Quand tu dis à un collègue que tu es allé à Amsterdam pendant une semaine, généralement, un petit sourire se dessine sur ses lèvres. Ensuite il te demande si tu as fumé.
Nan.
Nan, je n’ai rien fumé. Innocent jusqu’au fond des bronches, je n’ai pas passé la porte d’un coffee shop. Ca sentait à tous les coins de rue, mais non. Pas envie. Je ne sais même pas ce que je demanderais là dedans. Evidement, le collègue ne le croit pas. Voire, il commence à se méfier et penser que je cache des choses.

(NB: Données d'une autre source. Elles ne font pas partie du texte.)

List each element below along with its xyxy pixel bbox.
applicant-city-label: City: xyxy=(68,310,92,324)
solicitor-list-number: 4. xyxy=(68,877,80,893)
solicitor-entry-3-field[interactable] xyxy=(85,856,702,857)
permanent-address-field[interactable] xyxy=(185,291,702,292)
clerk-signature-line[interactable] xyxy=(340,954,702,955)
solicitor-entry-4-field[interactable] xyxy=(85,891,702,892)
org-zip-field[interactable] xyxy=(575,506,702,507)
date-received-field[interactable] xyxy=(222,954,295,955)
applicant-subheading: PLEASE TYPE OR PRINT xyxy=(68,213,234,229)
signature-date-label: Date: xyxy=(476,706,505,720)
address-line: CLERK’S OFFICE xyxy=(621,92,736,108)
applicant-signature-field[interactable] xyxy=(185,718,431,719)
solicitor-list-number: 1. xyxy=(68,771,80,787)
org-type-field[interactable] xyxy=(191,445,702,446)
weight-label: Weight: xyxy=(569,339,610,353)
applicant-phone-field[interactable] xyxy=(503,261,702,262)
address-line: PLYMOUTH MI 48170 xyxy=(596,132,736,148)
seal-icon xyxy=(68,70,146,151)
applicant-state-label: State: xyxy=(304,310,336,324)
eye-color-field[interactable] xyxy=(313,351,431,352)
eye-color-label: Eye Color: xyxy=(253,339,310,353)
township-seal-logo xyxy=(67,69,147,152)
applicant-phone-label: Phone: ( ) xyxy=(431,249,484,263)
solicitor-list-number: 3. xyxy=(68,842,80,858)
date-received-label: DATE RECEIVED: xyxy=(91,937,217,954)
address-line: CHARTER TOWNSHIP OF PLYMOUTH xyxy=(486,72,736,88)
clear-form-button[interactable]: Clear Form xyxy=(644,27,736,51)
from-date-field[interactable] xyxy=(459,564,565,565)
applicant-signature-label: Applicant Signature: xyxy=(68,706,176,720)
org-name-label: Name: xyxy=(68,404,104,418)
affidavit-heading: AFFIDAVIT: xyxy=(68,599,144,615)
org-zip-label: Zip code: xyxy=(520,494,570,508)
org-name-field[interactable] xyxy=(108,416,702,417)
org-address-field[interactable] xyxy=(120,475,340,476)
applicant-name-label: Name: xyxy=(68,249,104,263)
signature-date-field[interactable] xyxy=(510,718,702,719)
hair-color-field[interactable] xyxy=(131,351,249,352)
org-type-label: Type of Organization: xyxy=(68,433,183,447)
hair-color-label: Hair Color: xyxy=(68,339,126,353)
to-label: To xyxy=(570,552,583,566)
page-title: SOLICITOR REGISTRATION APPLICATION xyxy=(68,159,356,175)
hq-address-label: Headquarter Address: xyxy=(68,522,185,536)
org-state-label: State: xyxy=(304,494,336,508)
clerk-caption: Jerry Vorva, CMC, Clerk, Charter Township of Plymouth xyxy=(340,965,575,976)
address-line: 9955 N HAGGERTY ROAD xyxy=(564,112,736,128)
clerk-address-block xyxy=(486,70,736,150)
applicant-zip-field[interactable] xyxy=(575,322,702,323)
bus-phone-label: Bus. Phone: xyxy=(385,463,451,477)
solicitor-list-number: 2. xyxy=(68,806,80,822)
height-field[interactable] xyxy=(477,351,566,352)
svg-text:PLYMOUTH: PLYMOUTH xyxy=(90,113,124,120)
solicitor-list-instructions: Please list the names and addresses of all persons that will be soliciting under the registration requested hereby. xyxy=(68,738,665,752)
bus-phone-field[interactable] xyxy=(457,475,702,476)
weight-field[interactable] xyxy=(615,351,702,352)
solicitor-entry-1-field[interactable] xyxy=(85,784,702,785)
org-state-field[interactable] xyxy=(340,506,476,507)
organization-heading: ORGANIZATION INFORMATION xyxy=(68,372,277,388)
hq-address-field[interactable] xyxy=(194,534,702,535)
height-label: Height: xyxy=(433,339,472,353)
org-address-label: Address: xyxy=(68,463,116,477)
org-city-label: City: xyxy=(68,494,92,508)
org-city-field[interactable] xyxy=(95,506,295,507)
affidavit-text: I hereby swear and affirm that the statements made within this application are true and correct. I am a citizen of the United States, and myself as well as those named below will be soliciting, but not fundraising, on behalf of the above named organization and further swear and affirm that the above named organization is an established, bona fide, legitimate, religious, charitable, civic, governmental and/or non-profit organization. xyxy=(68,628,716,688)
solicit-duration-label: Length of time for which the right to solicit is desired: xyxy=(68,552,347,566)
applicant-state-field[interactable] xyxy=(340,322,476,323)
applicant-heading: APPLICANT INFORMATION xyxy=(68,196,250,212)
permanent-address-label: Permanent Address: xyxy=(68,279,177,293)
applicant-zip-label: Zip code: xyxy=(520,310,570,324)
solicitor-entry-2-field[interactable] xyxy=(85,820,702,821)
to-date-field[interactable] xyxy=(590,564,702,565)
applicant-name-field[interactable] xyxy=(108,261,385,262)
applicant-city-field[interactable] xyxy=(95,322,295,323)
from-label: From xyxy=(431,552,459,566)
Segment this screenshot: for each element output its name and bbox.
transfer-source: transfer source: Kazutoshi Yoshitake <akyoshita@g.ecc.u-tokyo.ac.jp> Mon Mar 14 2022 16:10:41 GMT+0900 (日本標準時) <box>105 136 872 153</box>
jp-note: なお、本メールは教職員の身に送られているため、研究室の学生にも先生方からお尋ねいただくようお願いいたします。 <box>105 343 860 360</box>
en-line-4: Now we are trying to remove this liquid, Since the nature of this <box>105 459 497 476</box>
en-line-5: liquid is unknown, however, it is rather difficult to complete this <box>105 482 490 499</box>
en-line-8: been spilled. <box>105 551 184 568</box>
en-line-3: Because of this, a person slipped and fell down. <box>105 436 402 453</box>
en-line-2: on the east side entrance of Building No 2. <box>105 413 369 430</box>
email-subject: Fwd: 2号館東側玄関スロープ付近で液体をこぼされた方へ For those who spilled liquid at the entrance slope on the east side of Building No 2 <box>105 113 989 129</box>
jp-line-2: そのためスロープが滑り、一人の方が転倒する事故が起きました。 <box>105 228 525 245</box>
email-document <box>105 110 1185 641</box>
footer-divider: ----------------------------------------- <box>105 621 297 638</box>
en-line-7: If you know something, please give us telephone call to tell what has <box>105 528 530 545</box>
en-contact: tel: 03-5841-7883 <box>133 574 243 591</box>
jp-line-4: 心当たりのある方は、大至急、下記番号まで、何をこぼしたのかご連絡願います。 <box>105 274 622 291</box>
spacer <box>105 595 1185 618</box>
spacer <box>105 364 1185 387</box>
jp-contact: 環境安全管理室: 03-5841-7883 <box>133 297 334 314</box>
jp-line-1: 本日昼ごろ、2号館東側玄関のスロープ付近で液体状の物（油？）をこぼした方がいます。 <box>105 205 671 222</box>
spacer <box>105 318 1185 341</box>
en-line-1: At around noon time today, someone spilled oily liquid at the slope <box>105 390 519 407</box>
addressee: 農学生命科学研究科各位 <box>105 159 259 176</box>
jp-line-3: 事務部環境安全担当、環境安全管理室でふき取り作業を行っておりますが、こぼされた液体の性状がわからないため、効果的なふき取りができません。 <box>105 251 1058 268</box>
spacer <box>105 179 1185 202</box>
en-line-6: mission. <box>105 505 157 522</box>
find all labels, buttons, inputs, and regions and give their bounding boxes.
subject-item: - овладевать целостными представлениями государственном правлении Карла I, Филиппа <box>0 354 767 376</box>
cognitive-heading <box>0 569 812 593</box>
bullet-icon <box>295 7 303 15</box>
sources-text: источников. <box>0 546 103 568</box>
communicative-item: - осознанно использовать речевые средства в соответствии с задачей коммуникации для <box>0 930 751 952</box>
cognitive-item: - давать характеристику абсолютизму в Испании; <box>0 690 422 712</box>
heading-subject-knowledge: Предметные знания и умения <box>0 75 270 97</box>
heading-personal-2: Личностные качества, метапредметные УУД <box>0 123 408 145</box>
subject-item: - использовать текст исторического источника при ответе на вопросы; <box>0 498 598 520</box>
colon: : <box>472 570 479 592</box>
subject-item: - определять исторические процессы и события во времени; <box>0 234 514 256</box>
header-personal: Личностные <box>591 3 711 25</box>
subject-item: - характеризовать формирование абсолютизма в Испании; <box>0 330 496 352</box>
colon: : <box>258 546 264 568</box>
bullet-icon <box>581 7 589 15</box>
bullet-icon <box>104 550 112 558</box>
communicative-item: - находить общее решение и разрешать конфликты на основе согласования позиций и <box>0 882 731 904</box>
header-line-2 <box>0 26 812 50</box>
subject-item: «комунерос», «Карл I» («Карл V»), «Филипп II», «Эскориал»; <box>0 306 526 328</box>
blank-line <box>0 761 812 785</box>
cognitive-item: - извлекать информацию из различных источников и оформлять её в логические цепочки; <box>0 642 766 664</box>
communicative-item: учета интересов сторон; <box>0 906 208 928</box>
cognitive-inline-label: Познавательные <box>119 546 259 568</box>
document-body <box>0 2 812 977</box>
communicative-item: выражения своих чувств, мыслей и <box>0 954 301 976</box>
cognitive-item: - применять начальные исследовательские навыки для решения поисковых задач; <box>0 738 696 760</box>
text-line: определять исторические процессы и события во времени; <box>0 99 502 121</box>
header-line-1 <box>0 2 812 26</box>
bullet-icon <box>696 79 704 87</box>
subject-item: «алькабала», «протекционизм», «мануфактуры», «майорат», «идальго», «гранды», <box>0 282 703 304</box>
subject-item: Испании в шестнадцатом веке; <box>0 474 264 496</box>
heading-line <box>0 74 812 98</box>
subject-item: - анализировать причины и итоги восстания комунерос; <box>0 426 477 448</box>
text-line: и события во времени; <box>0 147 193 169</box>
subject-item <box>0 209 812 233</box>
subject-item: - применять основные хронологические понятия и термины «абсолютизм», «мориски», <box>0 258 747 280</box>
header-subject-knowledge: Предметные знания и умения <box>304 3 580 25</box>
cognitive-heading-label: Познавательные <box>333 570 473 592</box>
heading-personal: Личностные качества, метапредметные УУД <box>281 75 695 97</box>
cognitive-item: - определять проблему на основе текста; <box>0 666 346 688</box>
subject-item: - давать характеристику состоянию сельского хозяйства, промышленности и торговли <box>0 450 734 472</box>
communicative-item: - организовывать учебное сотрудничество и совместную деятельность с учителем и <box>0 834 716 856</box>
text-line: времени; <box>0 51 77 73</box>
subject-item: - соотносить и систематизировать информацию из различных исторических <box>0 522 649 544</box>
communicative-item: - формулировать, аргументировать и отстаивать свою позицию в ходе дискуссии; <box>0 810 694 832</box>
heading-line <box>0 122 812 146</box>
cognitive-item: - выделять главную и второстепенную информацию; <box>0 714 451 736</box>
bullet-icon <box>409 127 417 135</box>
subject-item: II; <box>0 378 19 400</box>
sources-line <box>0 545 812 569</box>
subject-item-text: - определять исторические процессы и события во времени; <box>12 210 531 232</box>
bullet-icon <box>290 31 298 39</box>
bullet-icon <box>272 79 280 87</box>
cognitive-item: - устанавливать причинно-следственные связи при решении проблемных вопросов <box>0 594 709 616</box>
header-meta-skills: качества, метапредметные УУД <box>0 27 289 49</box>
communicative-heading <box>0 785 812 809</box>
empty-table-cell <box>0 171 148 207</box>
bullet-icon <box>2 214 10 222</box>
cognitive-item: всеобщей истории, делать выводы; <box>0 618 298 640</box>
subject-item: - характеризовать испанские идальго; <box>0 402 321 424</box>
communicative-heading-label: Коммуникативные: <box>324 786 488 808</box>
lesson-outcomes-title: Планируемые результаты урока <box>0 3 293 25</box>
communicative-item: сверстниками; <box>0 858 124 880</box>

« Et alors, le quartier rouge… ? » tente-t-il avec un air de vieux beauf. Je l’imagine devenir un vieux libidineux genre Bénichou dans l’émission de Ruquier. Avec la voix grasse et des grandes oreilles de vieux.
Nan.
Nan, je ne suis pas allé aux putes. Bon, j’ai bien vu le quartier rouge. Evidement. De toute manière, avec des femmes en vitrines à moins de 500m du palais de la Reine, c’est difficile de les éviter. J’en fais des tonnes dans l’explication. La jeune pute, en string dans des poses suggestives, la pute boudeuse, qui est plongée dans son iphone, la pute rageuse, avec son corset en cuir et ses cuissardes, la pute 2 pour le prix d’un, avec sa copine en vitrine, la funky-pute qui, me voyant main dans la main avec #Chéri, fait coucou et un cœur avec les mains, et la pute travailleuse, avec le rideau tiré. Parce que oui, quand on dit que les femmes sont en vitrine, ça veut dire que la vitrine est aussi la chambre. Quand les néons sont allumés mais que la pute tire le lourd rideau de velours rouge, il n’y a pas que le rideau qui est tiré. Si tu vois ce que je veux dire. Hin-hin-hin. Bénichou. Et puis il y a la vieille pute. Pas vraiment dans le quartier rouge, plutôt dans des rues annexes. Tout proche de notre appartement, il y en avait une. Sa vitrine était presque cachée, à demi enterrée. La première fois que je l’ai vu, j’ai presque eu peur. Vieille. Et heu... vieille, quoi. La vieille belle qui tente de se maintenir. Et passé un certain âge, les vêtements ne sont pas seulement un argument thermique*. Au premier coup d’œil, ça fait étrange. Madonna sans photoshop. Déjà, une femme qui racole en vitrine, ce n’est pas complètement naturel pour moi, mais une femme qui pourrait être ta mère (pas la mienne, ok ?) qui racole en vitrine, tu vois, nan. Ta gueule, Bénichou.

Comme je vois que mon collègue commence à penser à sa mère et que ça le gène, je zappe. « Et aussi, c’est dingue le nombre de drapeaux gays, partout. C’est vraiment ultra-open, tu vois. Bon, par contre, je n’ai pas vu de mec en vitrine ». Je sens que je perds mon Bénichou. Y’a un truc qui coince, là. Je n’insiste pas. Je zappe encore. Je parle du Gezellig. Du thé à la mente dans les petits bars. Des sandwichs chauds au gouda. Je parle des canaux bordés d’arbres. Du grelot des vélos qui remplace le klaxon des voitures. Des boutiques improbables, spécialisés en nœud papillon ou chaussettes multicolores. Je parle des ponts de pierre, de fer, mobiles, fixes. Des façades aux grandes fenêtres. Des péniches et des maisons flottantes.
En fait, c’est une ville où il doit faire bon vivre.

* Cette précision n’a évidement aucun rapport avec l’anniversaire de Ditom.